So my son gave me some insight today.
To lay the foundation, he had been struggling with some behaviors & making choices that resulted in me telling him he wouldn't get to go with family friends to an arcade this afternoon. This was heartbreaking because he loves the friends and loves arcade games.
We had the normal efforts at good behavior in attempts to change the decision, the apologies, the last ditch efforts to impress me... but as I sent Julia along to stay with our friends and Eli had to stay with me, it slowly sunk in that he really might not go. This led to anger, crying, etc. etc. We had a number of discussions all morning about the behavior, and he was quite aware of his struggles, so it wasn't unexpected to him, but upsetting, still.
I talked to Eli about the problem with apologies being just for the moment... just to get something you wanted. We talked about doing the right thing for the right reason = because it's right. If you were at Memorial this morning, you will remember the video shown depicting Jesus' trial and crucificion. We also talked about that.
We had already talked alot today about the scene from that movie. But it was funny, because all my lectures and discussions from this day and previous days suddenly took on a new meaning to him in light of that scene.
Me : "Eli, do you remember that scene this morning of what all those people did to Jesus?"
Eli (Still teary and sad) : "Yes."
Me: "In all that you have read of Jesus, can you think of anything He ever did to deserve that kind of treatment?"
Me: "That's right. Because He never did. But we have. And He did what He did so that we wouldn't have to recieve such treatment for our wrongs - He took the punishments He didn't deserve so that we would never have to take the ones we did deserve. (There was a long pause as he listened and I tried to formulate my thoughts here...)
Eli... that's why we do what's right. Because of what He did that day. Not because if we do the right thing we'll get to go to an arcade with friends. Not because we might have more people like us if we do. Not even because Mom and Dad tell you to do it. We do it because we love Jesus and what he did that day for us so much.

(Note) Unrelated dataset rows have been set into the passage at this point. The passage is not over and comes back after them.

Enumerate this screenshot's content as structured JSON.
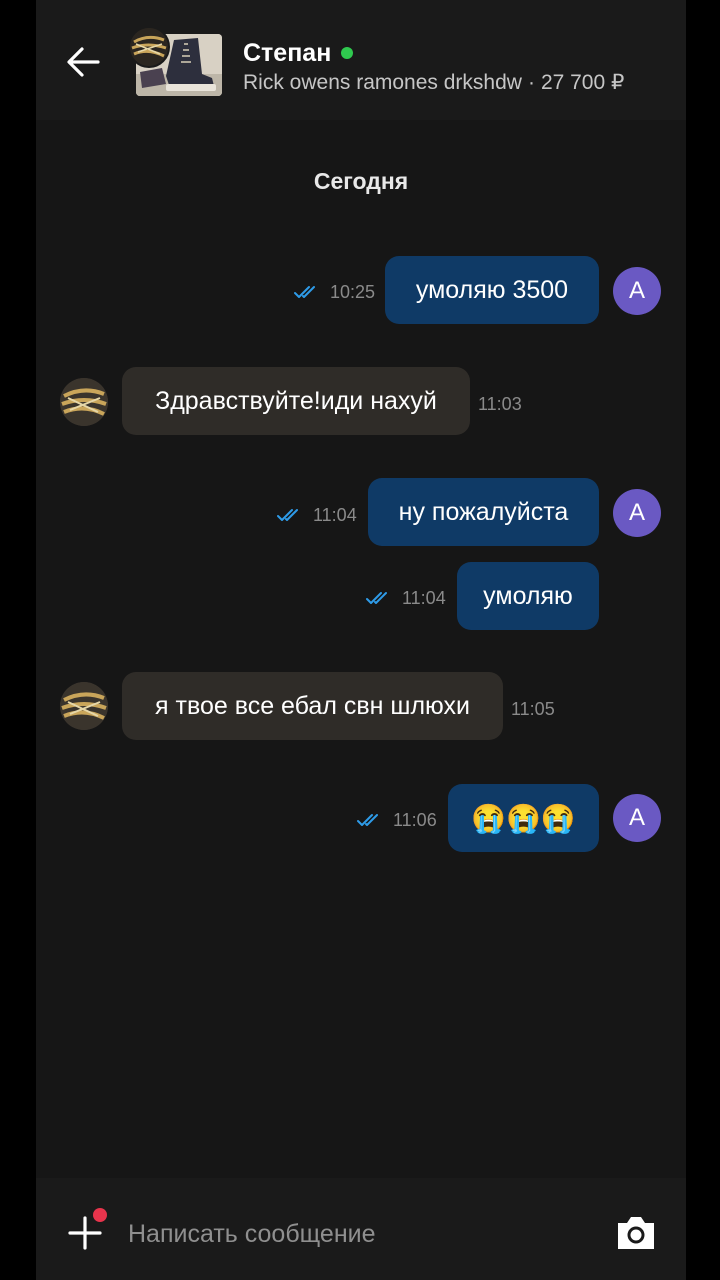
{
  "header": {
    "contact_name": "Степан",
    "item_title": "Rick owens ramones drkshdw",
    "separator": "·",
    "price": "27 700 ₽",
    "online_color": "#2fc94f"
  },
  "chat": {
    "date_label": "Сегодня",
    "messages": [
      {
        "direction": "out",
        "text": "умоляю 3500",
        "time": "10:25",
        "status": "read",
        "avatar_letter": "А"
      },
      {
        "direction": "in",
        "text": "Здравствуйте!иди нахуй",
        "time": "11:03"
      },
      {
        "direction": "out",
        "text": "ну пожалуйста",
        "time": "11:04",
        "status": "read",
        "avatar_letter": "А"
      },
      {
        "direction": "out",
        "text": "умоляю",
        "time": "11:04",
        "status": "read"
      },
      {
        "direction": "in",
        "text": "я твое все ебал свн шлюхи",
        "time": "11:05"
      },
      {
        "direction": "out",
        "text": "😭😭😭",
        "time": "11:06",
        "status": "read",
        "avatar_letter": "А"
      }
    ]
  },
  "composer": {
    "placeholder": "Написать сообщение",
    "value": ""
  },
  "icons": {
    "back": "arrow-left-icon",
    "read_status": "double-check-icon",
    "attach": "plus-icon",
    "camera": "camera-icon"
  },
  "colors": {
    "outgoing_bubble": "#0f3a66",
    "incoming_bubble": "#2f2c28",
    "avatar_bg": "#6a59c3",
    "check_color": "#2e9be8",
    "notification_dot": "#e8344c"
  }
}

At this point Eli hugged me, and I hugged him.
And then I whispered in his ear that he could go with his friends to the arcade.

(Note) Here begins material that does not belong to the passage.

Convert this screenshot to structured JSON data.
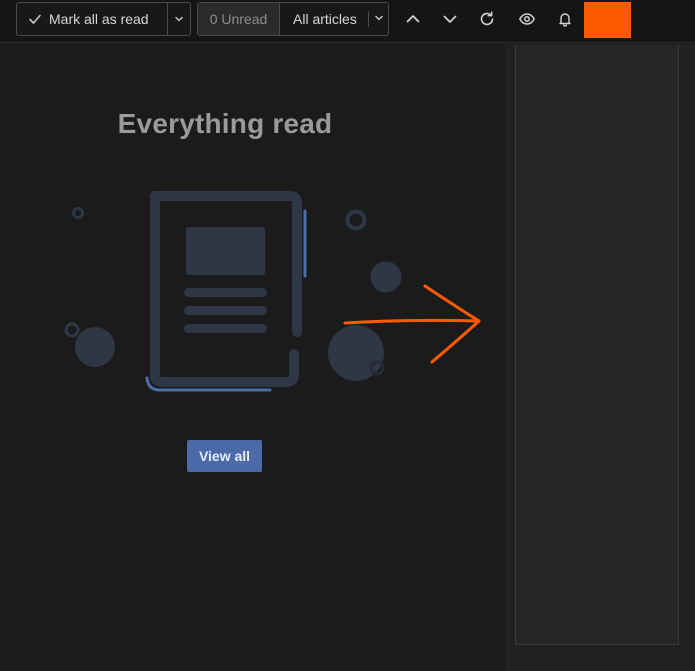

Much to my surprise, he began crying again, harder than he had been up to that point. He said in his teary voice... "Mom, I don't deserve to go."
I quietly responded, "You're right. You don't deserve at all to go, today. But this is what grace is."

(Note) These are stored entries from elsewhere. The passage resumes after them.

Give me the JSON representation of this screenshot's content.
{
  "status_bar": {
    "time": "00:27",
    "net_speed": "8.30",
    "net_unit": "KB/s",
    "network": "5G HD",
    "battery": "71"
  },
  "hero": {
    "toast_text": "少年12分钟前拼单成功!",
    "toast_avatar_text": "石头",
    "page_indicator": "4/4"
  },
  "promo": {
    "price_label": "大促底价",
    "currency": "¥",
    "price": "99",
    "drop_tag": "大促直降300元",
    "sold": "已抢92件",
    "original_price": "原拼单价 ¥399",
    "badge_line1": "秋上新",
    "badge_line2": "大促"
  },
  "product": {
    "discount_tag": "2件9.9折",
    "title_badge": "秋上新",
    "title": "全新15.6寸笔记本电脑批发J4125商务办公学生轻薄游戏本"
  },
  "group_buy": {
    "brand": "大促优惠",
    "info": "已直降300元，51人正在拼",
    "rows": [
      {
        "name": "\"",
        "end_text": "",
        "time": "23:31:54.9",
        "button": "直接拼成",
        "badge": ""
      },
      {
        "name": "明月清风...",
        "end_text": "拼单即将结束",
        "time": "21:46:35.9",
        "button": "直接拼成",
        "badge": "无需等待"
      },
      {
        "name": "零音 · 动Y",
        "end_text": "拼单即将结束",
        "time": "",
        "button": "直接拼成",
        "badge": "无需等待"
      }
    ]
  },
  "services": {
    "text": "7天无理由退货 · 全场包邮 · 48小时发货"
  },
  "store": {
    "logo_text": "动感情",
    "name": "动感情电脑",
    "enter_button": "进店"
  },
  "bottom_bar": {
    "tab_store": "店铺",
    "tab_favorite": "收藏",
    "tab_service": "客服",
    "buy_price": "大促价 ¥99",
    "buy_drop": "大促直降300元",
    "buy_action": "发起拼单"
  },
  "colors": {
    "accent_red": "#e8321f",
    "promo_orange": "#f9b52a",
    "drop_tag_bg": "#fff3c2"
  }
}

Eli then said, even more remorsefully, "I don't want grace. I don't want to hurt you."
I hugged him tightly, and said " I sure understand that. But that's why we love grace."
He was smiling and packing up to go in the next few minutes.... and exceptionally sensitive as he left.
What got me about this conversation is that he voiced at 7 what I still struggle with at times at 32. I've said before that I am a recovering perfectionist. (Not that I was ever that good at being one.) I think I have come along way... but I know exactly how he feels.
Someone once described mercy as not getting what you deserve, and grace meaning that you get something you never deserved. Mercy always seemed a little easier to give and recieve. Grace, by comparison, never makes sense.
The trouble with grace is that you can't really accept it without accepting a lot of truths about yourself. And we spend a good bit of our lives trying to protect ourselves from those truths.
Grace makes us acknowledge what we don't have a right too.
Grace makes us acknowledge what we haven't earned.
Grace makes us admit what we can never live up to.
Grace makes us uncomfortable.
And if we can get over ourselves enough to get past all of that, grace becomes not that which we are uncomfortable with .... but that which we are desperate for and passionate about.
It's sad to admit that there was a time when I scoffed at grace in my heart. I was trying to do everything right - and figured everyone else should too. And if we were giving it our best... we wouldn't really need grace. Grace was for lazy people. But I lied to myself the whole time.
What I realize about grace is what Paul said all along... it doesn't cause us to sin more...if we let it, it frees us to admit what we always knew about ourselves but felt we couldn't let anyone else know. It allows us to live in HIS victory... it frees us from the ups and downs of our own inconsistency. This doesn't cause us to sin more... but fills us with joy and freedom that becomes a bigger motivator in despising sin than our fear ever did.
And as I still journey to understand the depths of that concept... so my son begins.
Thank you, God... for your Grace that is Jesus.